Check with DHARMa using the function we just created:
model2.check <- check_brms(model2, integer = TRUE)
There are still problems, but the residuals show a better pattern now. They are now quite homogeneous among sites:
plot(model2.check, form = testdata$group)
But there are still problems. One of them seems to be overdispersion:
testDispersion(model2.check)
##
## DHARMa nonparametric dispersion test via sd of residuals fitted vs.
## simulated
##
## data: simulationOutput
## dispersion = 1.1758, p-value = 0.074
## alternative hypothesis: two.sided
Improving the model further
Let’s add an observation-level random effect to try to account for overdispersion:
testdata$obs.id <- 1:nrow(testdata)
model3 <- brm(observedResponse ~ Environment1 + (1 | group) + (1 | obs.id),
data = testdata,
family = poisson(),
cores = 4,
iter = 4000)
summary(model3)
## Family: poisson
## Links: mu = log
## Formula: observedResponse ~ Environment1 + (1 | group) + (1 | obs.id)
## Data: testdata (Number of observations: 1000)
## Draws: 4 chains, each with iter = 4000; warmup = 2000; thin = 1;
## total post-warmup draws = 8000
##
## Group-Level Effects:
## ~group (Number of levels: 20)
## Estimate Est.Error l-95% CI u-95% CI Rhat Bulk_ESS Tail_ESS
## sd(Intercept) 0.97 0.18 0.69 1.39 1.00 1552 2831
##
## ~obs.id (Number of levels: 1000)
## Estimate Est.Error l-95% CI u-95% CI Rhat Bulk_ESS Tail_ESS
## sd(Intercept) 0.45 0.04 0.38 0.52 1.00 3113 4371
##
## Population-Level Effects:
## Estimate Est.Error l-95% CI u-95% CI Rhat Bulk_ESS Tail_ESS
## Intercept 0.22 0.21 -0.20 0.63 1.00 854 1776
## Environment1 1.07 0.05 0.97 1.18 1.00 6430 6334
##
## Draws were sampled using sampling(NUTS).

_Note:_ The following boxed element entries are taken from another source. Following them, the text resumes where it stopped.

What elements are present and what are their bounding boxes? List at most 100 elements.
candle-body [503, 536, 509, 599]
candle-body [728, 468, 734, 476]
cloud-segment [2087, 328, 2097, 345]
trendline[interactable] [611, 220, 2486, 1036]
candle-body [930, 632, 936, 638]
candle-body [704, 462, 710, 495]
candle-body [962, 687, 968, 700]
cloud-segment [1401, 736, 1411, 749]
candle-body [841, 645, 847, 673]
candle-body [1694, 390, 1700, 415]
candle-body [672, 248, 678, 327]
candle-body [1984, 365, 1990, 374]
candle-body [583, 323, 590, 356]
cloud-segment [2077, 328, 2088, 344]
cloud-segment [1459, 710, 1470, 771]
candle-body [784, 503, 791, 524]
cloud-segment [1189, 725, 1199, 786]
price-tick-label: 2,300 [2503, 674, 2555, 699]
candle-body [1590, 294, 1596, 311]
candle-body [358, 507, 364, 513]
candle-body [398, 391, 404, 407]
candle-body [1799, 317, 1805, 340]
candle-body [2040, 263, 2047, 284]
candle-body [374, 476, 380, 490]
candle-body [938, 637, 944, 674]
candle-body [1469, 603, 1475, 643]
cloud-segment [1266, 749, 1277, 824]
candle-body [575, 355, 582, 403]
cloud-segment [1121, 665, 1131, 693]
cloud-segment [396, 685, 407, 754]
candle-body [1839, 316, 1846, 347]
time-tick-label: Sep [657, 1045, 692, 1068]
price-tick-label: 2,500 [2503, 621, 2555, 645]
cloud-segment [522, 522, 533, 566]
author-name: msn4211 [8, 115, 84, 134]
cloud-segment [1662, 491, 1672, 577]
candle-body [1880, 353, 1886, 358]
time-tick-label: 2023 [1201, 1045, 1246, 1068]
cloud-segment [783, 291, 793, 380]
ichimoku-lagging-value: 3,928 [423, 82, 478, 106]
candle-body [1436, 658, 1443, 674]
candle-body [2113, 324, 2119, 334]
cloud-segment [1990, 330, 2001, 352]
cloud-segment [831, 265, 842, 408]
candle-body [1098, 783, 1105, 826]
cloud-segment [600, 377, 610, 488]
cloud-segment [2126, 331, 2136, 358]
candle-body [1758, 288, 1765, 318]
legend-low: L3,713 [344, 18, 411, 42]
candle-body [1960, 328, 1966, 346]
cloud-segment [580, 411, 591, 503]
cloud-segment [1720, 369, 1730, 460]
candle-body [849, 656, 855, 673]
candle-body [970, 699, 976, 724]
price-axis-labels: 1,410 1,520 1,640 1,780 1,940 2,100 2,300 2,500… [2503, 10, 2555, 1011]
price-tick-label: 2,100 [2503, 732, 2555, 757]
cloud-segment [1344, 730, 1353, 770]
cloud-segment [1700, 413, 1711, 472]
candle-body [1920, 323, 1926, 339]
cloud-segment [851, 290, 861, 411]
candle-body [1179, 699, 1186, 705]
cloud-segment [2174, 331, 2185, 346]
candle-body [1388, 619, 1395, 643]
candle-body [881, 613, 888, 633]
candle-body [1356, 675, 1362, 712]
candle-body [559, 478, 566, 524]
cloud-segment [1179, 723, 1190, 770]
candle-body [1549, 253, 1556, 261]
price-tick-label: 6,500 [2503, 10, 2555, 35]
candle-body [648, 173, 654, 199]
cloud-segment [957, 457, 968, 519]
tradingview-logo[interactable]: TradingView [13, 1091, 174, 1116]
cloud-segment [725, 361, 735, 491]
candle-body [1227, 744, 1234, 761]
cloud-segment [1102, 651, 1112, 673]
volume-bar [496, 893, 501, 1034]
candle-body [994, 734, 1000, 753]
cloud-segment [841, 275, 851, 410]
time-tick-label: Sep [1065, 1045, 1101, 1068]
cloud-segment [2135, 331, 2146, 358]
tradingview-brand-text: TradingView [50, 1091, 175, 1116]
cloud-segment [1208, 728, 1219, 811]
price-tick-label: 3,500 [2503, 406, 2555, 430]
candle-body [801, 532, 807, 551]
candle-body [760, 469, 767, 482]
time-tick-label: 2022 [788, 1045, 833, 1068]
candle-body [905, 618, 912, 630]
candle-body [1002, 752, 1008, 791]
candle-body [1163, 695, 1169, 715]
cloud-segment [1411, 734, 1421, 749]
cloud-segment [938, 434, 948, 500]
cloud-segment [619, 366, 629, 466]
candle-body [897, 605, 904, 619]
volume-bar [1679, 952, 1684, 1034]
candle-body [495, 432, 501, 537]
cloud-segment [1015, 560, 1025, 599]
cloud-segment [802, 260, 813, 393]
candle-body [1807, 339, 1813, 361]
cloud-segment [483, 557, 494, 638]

For each parameter, Bulk_ESS
## and Tail_ESS are effective sample size measures, and Rhat is the potential
## scale reduction factor on split chains (at convergence, Rhat = 1).
Check:
model3.check <- check_brms(model3, integer = TRUE)
There are still some warnings, although the observation-level random effect seems to have corrected for overdispersion:
testDispersion(model3.check)
##
## DHARMa nonparametric dispersion test via sd of residuals fitted vs.
## simulated
##
## data: simulationOutput
## dispersion = 0.96409, p-value = 0.732
## alternative hypothesis: two.sided
Improve the model even further
Let’s try using a negative binomial distribution rather than a Poisson:
model4 <- brm(observedResponse ~ Environment1 + (1 | group),
data = testdata,
family = negbinomial(),
cores = 4,
iter = 4000)
summary(model4)
## Family: negbinomial
## Links: mu = log; shape = identity
## Formula: observedResponse ~ Environment1 + (1 | group)
## Data: testdata (Number of observations: 1000)
## Draws: 4 chains, each with iter = 4000; warmup = 2000; thin = 1;
## total post-warmup draws = 8000
##
## Group-Level Effects:
## ~group (Number of levels: 20)
## Estimate Est.Error l-95% CI u-95% CI Rhat Bulk_ESS Tail_ESS
## sd(Intercept) 0.95 0.17 0.69 1.37 1.00 1098 1744
##
## Population-Level Effects:
## Estimate Est.Error l-95% CI u-95% CI Rhat Bulk_ESS Tail_ESS
## Intercept 0.31 0.22 -0.12 0.74 1.00 885 1613
## Environment1 1.07 0.05 0.97 1.17 1.00 4924 4697
##
## Family Specific Parameters:
## Estimate Est.Error l-95% CI u-95% CI Rhat Bulk_ESS Tail_ESS
## shape 4.81 0.75 3.57 6.45 1.00 5178 4762
##
## Draws were sampled using sampling(NUTS). For each parameter, Bulk_ESS
## and Tail_ESS are effective sample size measures, and Rhat is the potential
## scale reduction factor on split chains (at convergence, Rhat = 1).
Check:
model4.check <- check_brms(model4, integer = TRUE)
plot(model4.check, form = testdata$Environment1)
plot(model4.check, form = testdata$group)
The negative binomial model looks better in this case.
Let’s check it with bayesplot
too:
pp_check(model4, nsamples = 100) + xlim(0, 20)
library(bayesplot)
ppc_rootogram(y = testdata$observedResponse,
yrep = posterior_predict(model4, nsamples = 1000)) +
xlim(0, 20)
Conclusion
DHARMa can greatly facilitate thorough checking and improvement of Bayesian models, as those fitted with brms
.
Prof. Florian Hartig kindly revised a draft of this post.